The PTR (Pointer) Record is used for reverse DNS lookup, allowing an IP address to be resolved back to its corresponding domain name. While most DNS queries map domain names to IP addresses, PTR records perform the opposite function.

PTR Record example:

12.0.162.203.in-addr.arpa IN PTR mail.vnnic.vn

This record allows the DNS to return the domain name mail.vnnic.vn when queried with the IP address 203.162.0.12.

TXT Record

A TXT (Text) Record, defined in RFC 1035, allows administrators to store arbitrary text information in the DNS database.
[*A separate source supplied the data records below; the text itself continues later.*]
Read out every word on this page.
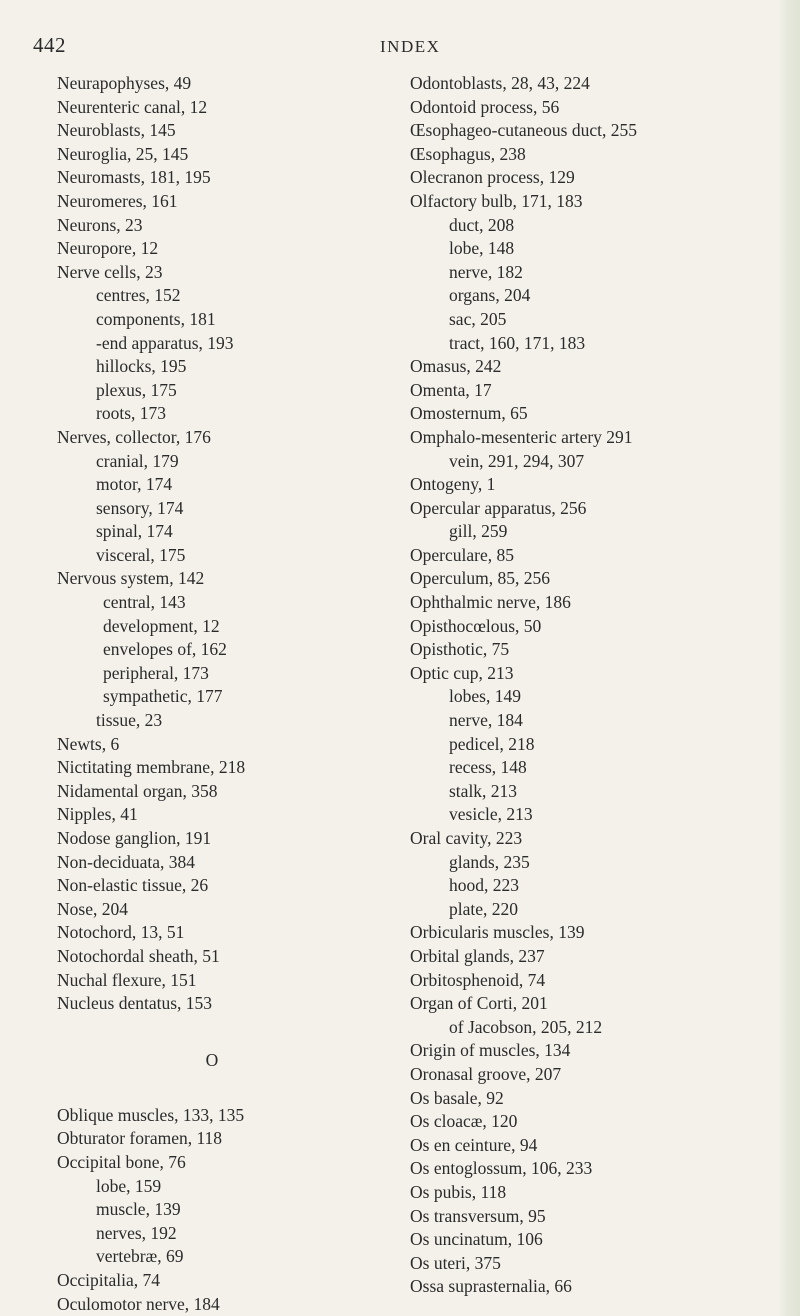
442	INDEX
Neurapophyses, 49
Neurenteric canal, 12
Neuroblasts, 145
Neuroglia, 25, 145
Neuromasts, 181, 195
Neuromeres, 161
Neurons, 23
Neuropore, 12
Nerve cells, 23
centres, 152
components, 181
-end apparatus, 193
hillocks, 195
plexus, 175
roots, 173
Nerves, collector, 176
cranial, 179
motor, 174
sensory, 174
spinal, 174
visceral, 175
Nervous system, 142
central, 143
development, 12
envelopes of, 162
peripheral, 173
sympathetic, 177
tissue, 23
Newts, 6
Nictitating membrane, 218
Nidamental organ, 358
Nipples, 41
Nodose ganglion, 191
Non-deciduata, 384
Non-elastic tissue, 26
Nose, 204
Notochord, 13, 51
Notochordal sheath, 51
Nuchal flexure, 151
Nucleus dentatus, 153
O
Oblique muscles, 133, 135
Obturator foramen, 118
Occipital bone, 76
lobe, 159
muscle, 139
nerves, 192
vertebræ, 69
Occipitalia, 74
Oculomotor nerve, 184
Odontoblasts, 28, 43, 224
Odontoid process, 56
Œsophageo-cutaneous duct, 255
Œsophagus, 238
Olecranon process, 129
Olfactory bulb, 171, 183
duct, 208
lobe, 148
nerve, 182
organs, 204
sac, 205
tract, 160, 171, 183
Omasus, 242
Omenta, 17
Omosternum, 65
Omphalo-mesenteric artery 291
vein, 291, 294, 307
Ontogeny, 1
Opercular apparatus, 256
gill, 259
Operculare, 85
Operculum, 85, 256
Ophthalmic nerve, 186
Opisthocœlous, 50
Opisthotic, 75
Optic cup, 213
lobes, 149
nerve, 184
pedicel, 218
recess, 148
stalk, 213
vesicle, 213
Oral cavity, 223
glands, 235
hood, 223
plate, 220
Orbicularis muscles, 139
Orbital glands, 237
Orbitosphenoid, 74
Organ of Corti, 201
of Jacobson, 205, 212
Origin of muscles, 134
Oronasal groove, 207
Os basale, 92
Os cloacæ, 120
Os en ceinture, 94
Os entoglossum, 106, 233
Os pubis, 118
Os transversum, 95
Os uncinatum, 106
Os uteri, 375
Ossa suprasternalia, 66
Originally designed for descriptive or administrative notes, TXT records are now widely used for email authentication and security mechanisms.

Basic Syntax:

<domain> IN TXT "<text>"

Example:

vnnic.vn.   IN   TXT   "v=spf1 include:_spf.vnnic.vn ~all"

Explanation:

  • vnnic.vn is the domain name.

  • TXT is the record type

  • “v=spf1 include: spf.vnnic.vn ~all” is the text string, in this case, used to configure SPF (Sender Policy Framework).

Common Uses of TXT Records:

  • Email authentication via SPF, DKIM, and DMARC to prevent email spoofing.

  • Storing custom data required by specific applications or cloud services.

  • Domain verification and configuration on cloud and SaaS platforms.